Reinforcement Learning for Optimizing LLMs in Human Alignment
In order to make large language models more human-friendly, they often need a second phase of alignment. Reinforcement learning is a key component of this phase. It allows models to be based upon human feedback, or tasks that are correct. The models are fine-tuned to better align with the user’s expectations. This makes them suitable for applications that require precise mathematics or instruction.
Challenges in Choosing Offline vs. Online Reinforcement Learning Strategies
The choice of the best method to fine-tune is a difficult one. Training methods fall into two extremes—offline approaches that depend on static, pre-generated data and fully online approaches that continuously update with each new interaction. Both methods have their own challenges. The performance of offline models is limited because they cannot be adapted during training. On the other hand, online models require more computing resources. This choice is further complicated by the need to ensure that models are able to perform both in mathematical tasks (verifiable), and also open-ended, non-verifiable ones.
Algorithms for Alignment: DPO & GRPO
In the past, models were aligned using tools such Direct Preference Optimization(DPO) or Group Relative Policy Optimization(GRPO). DPO is designed for offline use and works with data pairs based on preferences. The simplicity of the method and its data efficiency are valued, but it lacks adaptability. GRPO, which is based upon the PPO algorithm, handles fine-tuning online by comparing output groups to calculate relative advantages. GRPO is dynamic and adapts to reward systems in real time. However, the fact that it’s based on policy increases computation load and requires more experimentation.
The Balanced Alternative to LLM Alignment
Meta’s and NYU’s research explored how to circumvent these limitations by using a semi-online setup. It modulates the rate at which model components for generation and training are updated, as opposed to updating them at each training stage, like in online setups, or never, like in offline ones. Semi-online methods strike a balance by changing the rate of synchronization. The researchers designed this method to decrease training time, while still maintaining high model adaptability. They could also apply DPO and GRPO models with task-specific rewards in a flexible way.

Mathematics and Instructional Following
The methodology involved fine-tuning the Llama-3.1-8B-Instruct model using two types of tasks: open-ended instruction following and math problem-solving. In order to assess non-verifiable challenges, the Athene RM-8B reward system was applied, which assigned scalar values for each user prompt. The team used the NuminaMath data set in combination with the Math-Verify Toolkit to verify whether the generated outputs match the expected ones. In order to compare different synchronization settings, the team ran training experiments using 32 NVIDIA HD200 GPUs.
Performance Improvements for Both Verifiable And Non-Verifiable Work
There were differences in performance. Math500 showed that the accuracy of the DPO was 53.7% for the offline DPO and 58.9% with the semi-online DPO using a synchronization time interval of 100. Online DPO results were similar to GRPO, at 58.7% versus 58.1%. The NuminaMath benchmark showed similar trends. Offline DPO scored 36.4% and semi-online variations increased that to 39.4%. Not only math tasks showed performance improvements. Models trained using mixed rewards performed better when non-verifiable task benchmarks were used with AlpacaEval and Arena-Hard. When verifiable as well as non-verifiable incentives were combined in a training scenario, the average score was higher.

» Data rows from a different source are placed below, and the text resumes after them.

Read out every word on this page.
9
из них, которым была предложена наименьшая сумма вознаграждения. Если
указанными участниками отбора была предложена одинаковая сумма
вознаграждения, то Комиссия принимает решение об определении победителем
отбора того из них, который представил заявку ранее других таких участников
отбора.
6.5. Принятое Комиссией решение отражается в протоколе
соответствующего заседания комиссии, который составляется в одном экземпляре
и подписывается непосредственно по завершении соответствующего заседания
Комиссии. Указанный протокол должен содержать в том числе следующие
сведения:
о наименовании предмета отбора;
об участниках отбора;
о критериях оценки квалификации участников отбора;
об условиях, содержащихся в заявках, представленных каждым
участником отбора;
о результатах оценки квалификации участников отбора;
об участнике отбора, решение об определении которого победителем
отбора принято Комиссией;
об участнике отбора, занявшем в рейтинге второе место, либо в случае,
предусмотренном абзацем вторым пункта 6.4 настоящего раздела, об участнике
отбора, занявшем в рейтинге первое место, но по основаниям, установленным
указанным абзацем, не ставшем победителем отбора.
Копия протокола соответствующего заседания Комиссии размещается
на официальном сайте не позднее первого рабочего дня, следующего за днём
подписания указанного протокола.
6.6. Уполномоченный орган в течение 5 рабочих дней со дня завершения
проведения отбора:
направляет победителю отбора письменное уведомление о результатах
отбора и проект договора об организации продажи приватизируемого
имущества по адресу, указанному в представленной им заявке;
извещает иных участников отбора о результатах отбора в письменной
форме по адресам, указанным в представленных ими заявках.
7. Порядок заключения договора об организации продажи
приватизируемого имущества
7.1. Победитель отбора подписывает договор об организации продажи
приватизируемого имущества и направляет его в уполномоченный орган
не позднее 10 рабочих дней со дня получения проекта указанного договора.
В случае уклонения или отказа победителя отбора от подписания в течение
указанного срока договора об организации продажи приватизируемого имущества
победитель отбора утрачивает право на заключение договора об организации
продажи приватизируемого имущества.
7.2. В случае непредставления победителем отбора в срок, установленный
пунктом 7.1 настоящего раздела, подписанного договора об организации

The Reinforcement learning in LLMs: A flexible and scalable approach
The study shows that the fine tuning of large language models doesn’t require a strict adhesion to offline or online settings. The research team at Meta and NYU introduced a flexible training scheme that increased efficiency, while maintaining or even improving performance. These results demonstrate that carefully balancing the reward type and frequency of training synchronization leads to models with high performance across different task types.
Take a look at the Paper. This research is the work of researchers. Also, feel free to follow us on Twitter, Youtube You can also find out more about the following: Spotify Don’t forget about our 100k+ ML SubReddit Subscribe now our Newsletter.
Nikhil works as an intern at Marktechpost. He has a dual integrated degree in Materials from the Indian Institute of Technology Kharagpur. Nikhil, an AI/ML fanatic, is constantly researching AI/ML applications for biomaterials and other biomedical fields. Material Science is his background. His passion for exploring and contributing to new advances stems from this.